Surfing, Fishing and Foggy Days – by Pauline Chandler
May 21st 2014 Surfing, Fishing and Foggy Days – by Pauline Chandler
Surfing, fishing, foggy days!
Hope you’re following all this.
I’ve been writing this novel for eight years. I know. It’s a very long time and I can imagine
a variety of responses. An agent might say: ‘We need a book a year, at least!’ A
publisher will say something similar: ‘We
can’t wait.. write something else..move on..’ If you’re not a writer, it might be : ‘What’s taking you so long? How hard can it be? Enid
Blyton, Patricia Cornwell, that pink lady, Barbara Cartland, etc, etc …they all
wrote at least one book a year, if not more, so why can’t you do that?’
I have to tell you that for writers there is nothing worse than a deadline. DEADLINE. Dead line. The line beyond which, if you're not standing there, wild-eyed and breathless, manuscript in hand, you are, or might as well be...er..dead. Such a cruel word.
A writer might say, ‘Yes. It happens like that sometimes.’ A writer will understand my problem. You do, don’t you?
Writing is like surfing.
For a while you pootle about in the
shallows, sketching out an idea, then a wave of confidence comes along and carries
you high, as you write several chapters, which are all marvellous! Then someone
says they’re not so marvellous and you’re dumped in the shallows again, but you
keep going and try again, get back up on the board and steady yourself, ready, because
you can’t let the idea go, because you’re convinced of it, you know there’s
something there…something.
Maybe fishing would be a better analogy. You write
and write, fishing for the magic that will bring your story to life, that elusive
little fish that’s darting about just out of reach while you dangle your hook
in the water and wait and wait and wait. Or, let's get real for a moment, in my own case, not fishing as such, but cleaning, cooking,
washing, gardening, walking, all the time with my head in a different place,
sitting on the bank of the lake of stories, staring into the water.

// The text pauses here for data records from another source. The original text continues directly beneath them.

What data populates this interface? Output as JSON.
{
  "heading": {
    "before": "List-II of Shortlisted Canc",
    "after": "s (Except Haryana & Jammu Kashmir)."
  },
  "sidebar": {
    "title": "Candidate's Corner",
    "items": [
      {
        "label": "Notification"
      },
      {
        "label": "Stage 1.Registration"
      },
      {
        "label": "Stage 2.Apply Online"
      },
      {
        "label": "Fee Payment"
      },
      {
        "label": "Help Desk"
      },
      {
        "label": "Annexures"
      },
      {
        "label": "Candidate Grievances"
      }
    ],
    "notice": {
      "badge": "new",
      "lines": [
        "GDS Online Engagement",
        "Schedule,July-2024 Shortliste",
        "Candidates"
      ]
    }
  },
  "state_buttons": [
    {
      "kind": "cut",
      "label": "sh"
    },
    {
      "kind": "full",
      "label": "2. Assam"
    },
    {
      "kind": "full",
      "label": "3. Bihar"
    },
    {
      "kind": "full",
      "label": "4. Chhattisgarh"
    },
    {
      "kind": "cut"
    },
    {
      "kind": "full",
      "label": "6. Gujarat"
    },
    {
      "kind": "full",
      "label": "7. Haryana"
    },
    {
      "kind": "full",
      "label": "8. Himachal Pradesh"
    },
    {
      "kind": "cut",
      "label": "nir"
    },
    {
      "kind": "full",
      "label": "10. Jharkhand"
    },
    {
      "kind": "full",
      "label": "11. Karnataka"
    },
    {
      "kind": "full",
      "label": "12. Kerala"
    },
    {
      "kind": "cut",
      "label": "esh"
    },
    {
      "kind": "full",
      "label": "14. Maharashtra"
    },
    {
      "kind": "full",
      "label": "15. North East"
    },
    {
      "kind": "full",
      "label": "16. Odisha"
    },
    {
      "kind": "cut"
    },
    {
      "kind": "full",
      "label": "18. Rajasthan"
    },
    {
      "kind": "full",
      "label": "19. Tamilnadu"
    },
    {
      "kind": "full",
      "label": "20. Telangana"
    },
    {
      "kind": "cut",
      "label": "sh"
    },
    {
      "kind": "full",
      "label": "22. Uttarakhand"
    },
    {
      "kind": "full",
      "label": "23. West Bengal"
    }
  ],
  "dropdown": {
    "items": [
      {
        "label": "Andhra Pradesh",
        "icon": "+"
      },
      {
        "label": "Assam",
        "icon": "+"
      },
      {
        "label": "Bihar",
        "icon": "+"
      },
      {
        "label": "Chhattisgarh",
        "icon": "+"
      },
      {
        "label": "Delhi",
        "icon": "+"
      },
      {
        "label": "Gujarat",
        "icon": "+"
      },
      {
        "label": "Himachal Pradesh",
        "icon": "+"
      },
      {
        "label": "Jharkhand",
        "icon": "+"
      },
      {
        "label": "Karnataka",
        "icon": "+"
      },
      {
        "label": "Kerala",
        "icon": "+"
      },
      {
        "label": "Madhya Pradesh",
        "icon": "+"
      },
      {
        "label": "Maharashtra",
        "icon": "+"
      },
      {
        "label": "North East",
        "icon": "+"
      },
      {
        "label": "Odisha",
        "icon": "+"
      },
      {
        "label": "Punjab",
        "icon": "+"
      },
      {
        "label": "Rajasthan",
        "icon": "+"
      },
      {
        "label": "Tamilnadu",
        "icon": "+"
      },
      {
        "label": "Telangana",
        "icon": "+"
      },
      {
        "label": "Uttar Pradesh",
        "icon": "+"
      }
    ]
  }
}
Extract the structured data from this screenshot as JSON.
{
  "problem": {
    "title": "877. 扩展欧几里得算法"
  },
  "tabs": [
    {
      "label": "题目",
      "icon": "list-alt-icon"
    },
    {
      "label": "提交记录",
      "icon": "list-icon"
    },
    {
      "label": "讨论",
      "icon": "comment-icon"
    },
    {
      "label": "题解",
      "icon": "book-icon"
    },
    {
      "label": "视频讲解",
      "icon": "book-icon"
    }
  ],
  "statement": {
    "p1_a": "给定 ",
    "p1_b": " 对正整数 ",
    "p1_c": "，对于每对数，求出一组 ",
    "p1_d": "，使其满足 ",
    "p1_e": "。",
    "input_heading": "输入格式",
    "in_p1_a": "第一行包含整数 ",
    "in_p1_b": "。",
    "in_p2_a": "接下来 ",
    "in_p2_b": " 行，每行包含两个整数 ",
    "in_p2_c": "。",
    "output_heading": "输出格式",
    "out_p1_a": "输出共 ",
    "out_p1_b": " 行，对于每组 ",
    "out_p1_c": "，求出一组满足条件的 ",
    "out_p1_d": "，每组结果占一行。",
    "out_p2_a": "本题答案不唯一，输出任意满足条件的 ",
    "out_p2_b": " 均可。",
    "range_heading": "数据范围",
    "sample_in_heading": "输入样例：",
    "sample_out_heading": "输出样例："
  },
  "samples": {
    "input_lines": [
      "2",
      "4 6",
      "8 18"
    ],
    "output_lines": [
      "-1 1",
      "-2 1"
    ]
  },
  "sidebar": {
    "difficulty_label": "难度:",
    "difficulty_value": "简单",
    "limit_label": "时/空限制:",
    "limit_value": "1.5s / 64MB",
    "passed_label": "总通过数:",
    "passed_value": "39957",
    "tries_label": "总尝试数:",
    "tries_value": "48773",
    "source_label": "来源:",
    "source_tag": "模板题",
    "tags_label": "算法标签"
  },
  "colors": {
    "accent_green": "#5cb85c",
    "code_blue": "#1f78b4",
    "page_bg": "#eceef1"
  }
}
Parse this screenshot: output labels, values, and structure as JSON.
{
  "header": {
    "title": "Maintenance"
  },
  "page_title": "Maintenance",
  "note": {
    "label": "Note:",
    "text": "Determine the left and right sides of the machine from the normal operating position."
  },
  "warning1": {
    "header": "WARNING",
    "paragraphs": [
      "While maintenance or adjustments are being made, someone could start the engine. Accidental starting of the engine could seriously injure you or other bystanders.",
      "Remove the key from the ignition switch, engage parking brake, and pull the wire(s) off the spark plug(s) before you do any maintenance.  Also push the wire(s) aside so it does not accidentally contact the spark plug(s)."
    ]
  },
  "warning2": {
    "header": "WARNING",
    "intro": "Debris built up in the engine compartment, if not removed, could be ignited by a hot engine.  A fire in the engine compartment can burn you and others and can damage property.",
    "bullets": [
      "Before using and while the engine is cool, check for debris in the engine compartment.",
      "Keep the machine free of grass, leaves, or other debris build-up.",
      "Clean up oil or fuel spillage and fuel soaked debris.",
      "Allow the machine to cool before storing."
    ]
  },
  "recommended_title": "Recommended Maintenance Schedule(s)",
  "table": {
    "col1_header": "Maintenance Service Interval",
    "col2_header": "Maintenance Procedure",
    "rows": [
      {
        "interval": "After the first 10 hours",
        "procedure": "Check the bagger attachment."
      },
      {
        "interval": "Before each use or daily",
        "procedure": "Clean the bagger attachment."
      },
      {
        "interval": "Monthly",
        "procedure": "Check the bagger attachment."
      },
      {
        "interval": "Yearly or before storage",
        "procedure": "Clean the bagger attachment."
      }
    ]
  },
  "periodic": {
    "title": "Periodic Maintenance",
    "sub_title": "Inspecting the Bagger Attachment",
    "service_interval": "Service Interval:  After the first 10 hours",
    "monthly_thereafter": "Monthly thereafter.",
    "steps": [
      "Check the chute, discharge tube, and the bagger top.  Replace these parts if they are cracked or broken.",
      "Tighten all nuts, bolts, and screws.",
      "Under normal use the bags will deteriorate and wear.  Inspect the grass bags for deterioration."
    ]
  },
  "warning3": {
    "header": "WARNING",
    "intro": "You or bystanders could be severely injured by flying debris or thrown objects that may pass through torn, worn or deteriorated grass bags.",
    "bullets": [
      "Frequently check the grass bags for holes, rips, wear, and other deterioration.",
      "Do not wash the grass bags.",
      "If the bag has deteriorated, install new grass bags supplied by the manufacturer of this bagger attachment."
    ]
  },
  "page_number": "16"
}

Sometimes if you’re lucky, a whole section will come to you
like a gift; a scene, an incident, a
snatch of conversation, even just a phrase, that you know you will never
change, because it’s part of the finished book. When I wrote ‘Mr Rabbit the
Farmer’, a text for the Oxford Reading Scheme, it was the pictures that came to
me, slotting into the 32 page format like clockwork.
Where did that come from? It
was a huge surprise! I was able to provide a reasonable brief for Eric Smith,
the illustrator, who brought my ideas brilliantly to life. Don’t ask me how
that happened. I’m no artist.
In the case of ‘Warrior Girl’, for the story of Joan of Arc,
I wrote the death scene first, very quickly, with trembling fingers, and didn’t
change it. It must have been on my mind,
you know, from the first moment of deciding to write about Joan and her
terrible death. Perhaps I’d been working on it subconsciously. Whatever the
case, the finished piece came to me and was’ right’.
It’s rare though, that it happens. Mostly, I plod and hack
and weed and stumble on. It was reassuring to hear Alan Bennett recently
speaking of writing as ‘very difficult’. And another hero of mine, Alan
Sillitoe, saying he wrote every novel eight times over, before he was satisfied
it was ‘right’. Then there’s George Eliot, who threw away over 100,000
painstakingly handwritten words to start again.
My new book is written: I do have a complete draft, but I know it’s
not ‘right’. The writing process I go through is like watching fog clear from a
view.
(Copyright: Alec McCann for BBC Weather)
Time after time, day after day, the fog stays solidly in
place, clearing perhaps for a moment, a sentence a scene, a chapter. Then it
swirls about and closes down again, but, eventually, if I keep going, it clears
like magic - boom!- and I can see the way clearly, and it’s ‘right’. Or right enough to show a professional
editor. It’s a wonderful moment. Eureka !
I’m lucky in not having to earn my living from writing, so I
can indulge in this lengthy process, as I search for the ‘right’ words. Modern
publishers won’t wait, I know, which is why I’m thrilled at the way the market
is changing to favour more self-publishing. I will finish my book and publish
it when I’m ready, when it’s ‘right’.